Two options with relevant expertise could handle a Most Remake project:

  1. EA Gothenburg – Specializes in Frostbite engine expertise which powers much of EA’s catalog. Currently lending support across titles.

  2. Codemasters – Renowned racing pedigree behind GRID Legends, DIRT 5. EA acquired in 2021 so access to talent.

Ideally, Criterion leadership would guide conceptual design given the aforementioned passion. Engineering resources could build this out leveraging next-gen console toolkits and advanced graphics rendering processes.

If given 12-18 months of proper focus rather than overlaps with other games, I believe the required parts are there for EA to satiate fans.

The Risks Around Overhype and Expectations

Look no further than the debacle around the Cyberpunk 2077 launch to witness the immense public pressures around long-awaited games. CD Projekt Red’s open-world sci-fi RPG epitomized years of crunch and rushed deliveries.

The same risk affects any Most Wanted remake, especially considering the heaps of hype already heaped solely around rumors!

Questions that could hamper success include:

  • What if they cut back the map of Rockport too much?
  • How will fans react if expected cars or music get axed?
  • Are directors placing unrealistic gameplay goals?
  • Will last-gen console performance undermine next-gen versions?

With the right diligence and transparency around scoping this as an enhanced remaster rather than built-from-scratch reboot, I believe the studio can mitigate backlashes.

The Verdict: Highly Favorable Odds Within 2 Years

Stepping back as both an adamant reporter and diehard gamer who sank endless teenage hours into Need for Speed Most Wanted 2005, I don’t blame the internet for running wild with remake speculation even based on flimsy evidence.

We absolutely need another entry capturing the unfiltered energy that era‘s incredible run of street racing titles exuded. Most Wanted represents the peak with its personality and multidisciplinary racing focus.

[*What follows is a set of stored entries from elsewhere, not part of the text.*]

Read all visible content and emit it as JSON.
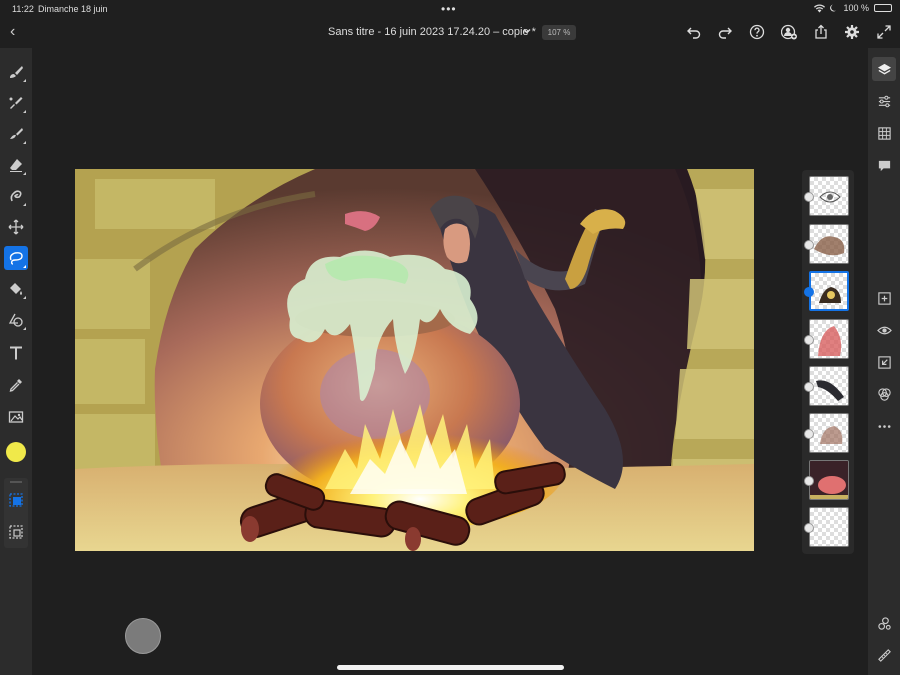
{
  "status_bar": {
    "time": "11:22",
    "date": "Dimanche 18 juin",
    "battery": "100 %"
  },
  "top_bar": {
    "document_title": "Sans titre - 16 juin 2023 17.24.20 – copie *",
    "zoom": "107 %",
    "icons": [
      "back-icon",
      "chevron-down-icon",
      "undo-icon",
      "redo-icon",
      "help-icon",
      "account-icon",
      "share-icon",
      "gear-icon",
      "fullscreen-icon"
    ]
  },
  "left_toolbar": {
    "tools": [
      "brush-icon",
      "mixer-brush-icon",
      "smudge-icon",
      "eraser-icon",
      "liquify-icon",
      "move-icon",
      "lasso-icon",
      "fill-icon",
      "shape-icon",
      "text-icon",
      "eyedropper-icon",
      "image-icon"
    ],
    "active_tool": "lasso-icon",
    "color": "#f0e94a"
  },
  "right_toolbar": {
    "icons": [
      "layers-icon",
      "adjustments-icon",
      "grid-icon",
      "comment-icon",
      "add-layer-icon",
      "visibility-icon",
      "import-icon",
      "blend-icon",
      "more-icon",
      "effects-icon",
      "ruler-icon"
    ]
  },
  "layers": {
    "count": 8,
    "active_index": 2
  },
  "colors": {
    "accent": "#1473e6",
    "panel": "#2c2c2c",
    "background": "#1f1f1f"
  }
}
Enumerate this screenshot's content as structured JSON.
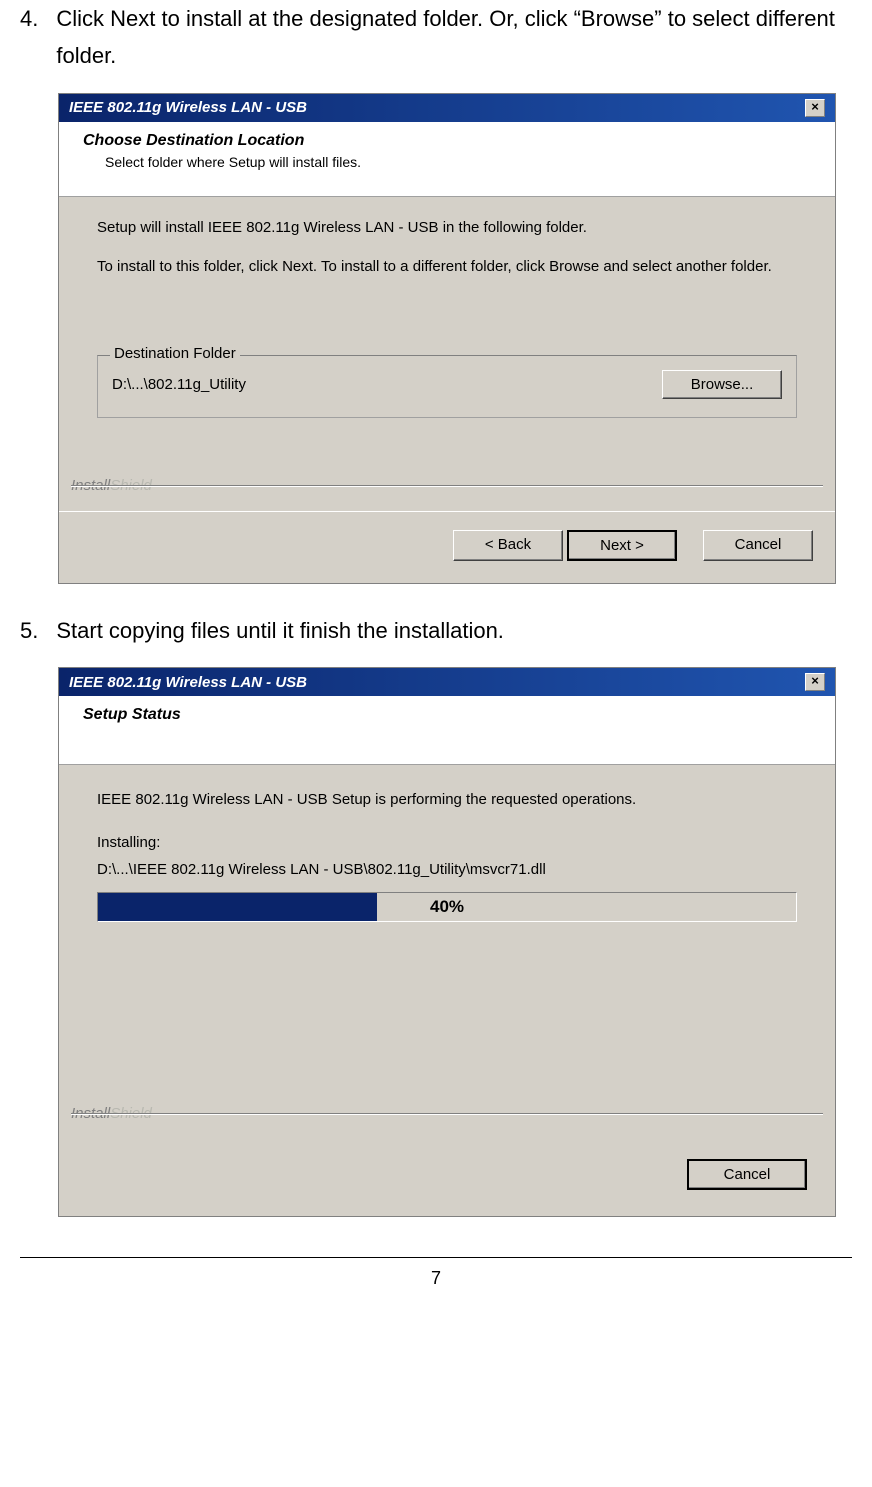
{
  "step4": {
    "num": "4.",
    "text": "Click Next to install at the designated folder. Or, click “Browse” to select different folder."
  },
  "step5": {
    "num": "5.",
    "text": "Start copying files until it finish the installation."
  },
  "dialog1": {
    "title": "IEEE 802.11g Wireless LAN - USB",
    "close": "×",
    "header_title": "Choose Destination Location",
    "header_sub": "Select folder where Setup will install files.",
    "body1": "Setup will install IEEE 802.11g Wireless LAN - USB in the following folder.",
    "body2": "To install to this folder, click Next. To install to a different folder, click Browse and select another folder.",
    "dest_legend": "Destination Folder",
    "dest_path": "D:\\...\\802.11g_Utility",
    "browse": "Browse...",
    "back": "< Back",
    "next": "Next >",
    "cancel": "Cancel"
  },
  "dialog2": {
    "title": "IEEE 802.11g Wireless LAN - USB",
    "close": "×",
    "header_title": "Setup Status",
    "body1": "IEEE 802.11g Wireless LAN - USB Setup is performing the requested operations.",
    "installing_label": "Installing:",
    "installing_path": "D:\\...\\IEEE 802.11g Wireless LAN - USB\\802.11g_Utility\\msvcr71.dll",
    "progress_pct": "40%",
    "cancel": "Cancel"
  },
  "installshield": {
    "dark": "Install",
    "light": "Shield"
  },
  "page_number": "7"
}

Given the studio connections, key developer interest, expanding remake efforts across the industry, and huge appetite among the fanbase, I expect dedicated players might just get the Most Wanted remake they crave within the next 2 years.

Racing franchise reboots simply take time, but the writing is on the wall here even just reading between the lines. Hype for the Need for Speed movie releasing in 2024 could drum up added executive-level urgency to capitalize on surging interest.

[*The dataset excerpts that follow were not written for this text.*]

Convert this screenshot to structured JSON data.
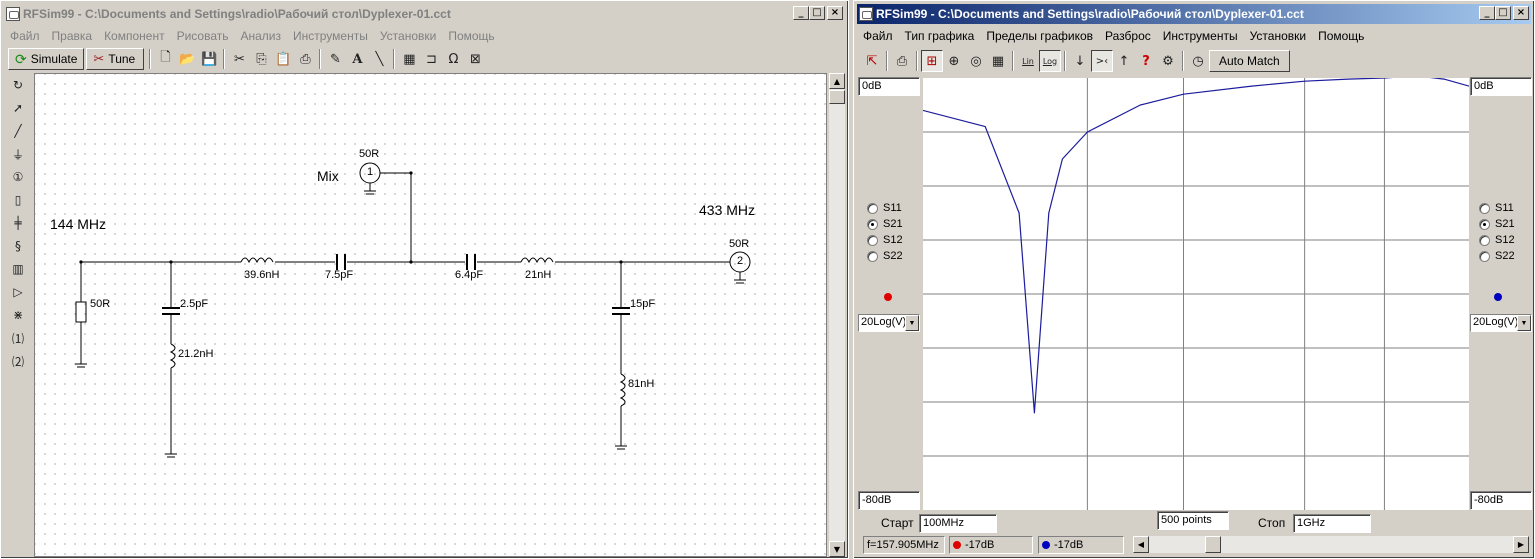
{
  "schematic_window": {
    "title": "RFSim99 - C:\\Documents and Settings\\radio\\Рабочий стол\\Dyplexer-01.cct",
    "menu": [
      "Файл",
      "Правка",
      "Компонент",
      "Рисовать",
      "Анализ",
      "Инструменты",
      "Установки",
      "Помощь"
    ],
    "toolbar": {
      "simulate_label": "Simulate",
      "tune_label": "Tune"
    },
    "window_buttons": {
      "minimize": "_",
      "maximize": "□",
      "close": "×"
    },
    "schematic": {
      "label_144": "144 MHz",
      "label_433": "433 MHz",
      "label_mix": "Mix",
      "port1_impedance": "50R",
      "port1_number": "1",
      "port2_impedance": "50R",
      "port2_number": "2",
      "resistor_value": "50R",
      "c1_value": "2.5pF",
      "l1_value": "21.2nH",
      "l2_value": "39.6nH",
      "c2_value": "7.5pF",
      "c3_value": "6.4pF",
      "l3_value": "21nH",
      "c4_value": "15pF",
      "l4_value": "81nH"
    }
  },
  "graph_window": {
    "title": "RFSim99 - C:\\Documents and Settings\\radio\\Рабочий стол\\Dyplexer-01.cct",
    "menu": [
      "Файл",
      "Тип графика",
      "Пределы графиков",
      "Разброс",
      "Инструменты",
      "Установки",
      "Помощь"
    ],
    "toolbar": {
      "lin_label": "Lin",
      "log_label": "Log",
      "auto_match_label": "Auto Match"
    },
    "left_axis": {
      "top": "0dB",
      "bottom": "-80dB",
      "mode": "20Log(V)",
      "marker_color": "#e00000",
      "params": [
        "S11",
        "S21",
        "S12",
        "S22"
      ],
      "selected": "S21"
    },
    "right_axis": {
      "top": "0dB",
      "bottom": "-80dB",
      "mode": "20Log(V)",
      "marker_color": "#0000c0",
      "params": [
        "S11",
        "S21",
        "S12",
        "S22"
      ],
      "selected": "S21"
    },
    "sweep": {
      "start_label": "Старт",
      "start_value": "100MHz",
      "points": "500 points",
      "stop_label": "Стоп",
      "stop_value": "1GHz"
    },
    "status": {
      "frequency": "f=157.905MHz",
      "left_readout": "-17dB",
      "right_readout": "-17dB"
    },
    "trace_color": "#1c1c9c"
  },
  "chart_data": {
    "type": "line",
    "x": [
      100,
      130,
      150,
      160,
      170,
      180,
      200,
      250,
      300,
      400,
      500,
      600,
      700,
      800,
      900,
      1000
    ],
    "xlabel": "",
    "ylabel": "",
    "xlim": [
      100,
      1000
    ],
    "ylim": [
      -80,
      0
    ],
    "grid": true,
    "series": [
      {
        "values": [
          -6,
          -9,
          -25,
          -62,
          -25,
          -15,
          -10,
          -5,
          -3,
          -1.5,
          -0.6,
          -0.2,
          0,
          0.4,
          -0.2,
          -1.5
        ]
      }
    ]
  }
}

Am I guaranteeing with 100% certainty that we will be power sliding our way through a modern Rosewood while evading Cross sometime in 2025? Of course not – projects fail to materialize all the time for myriad reasons.

But I can say confidently as an expert that too much smoke exists here for absolute zero fire. The talent is still hungry for tapping back into the magic. Advancements in technology could successfully rejuvenate the formula just as other classics like Resident Evil 2 or Tony Hawk Pro Skater 1+2 have shown.

We can only rewatch old YouTube clips of our Most Wanted elite car collection for so long before the nostalgia shifts from warm pangs of contentment to feeling the need to create new memories.

*When that inflection point comes for Need for Speed loyalists wondering “what if?” around their dream remake becoming reality instead just fantasy, my money is on EA answering the call… ***So get your garages ready!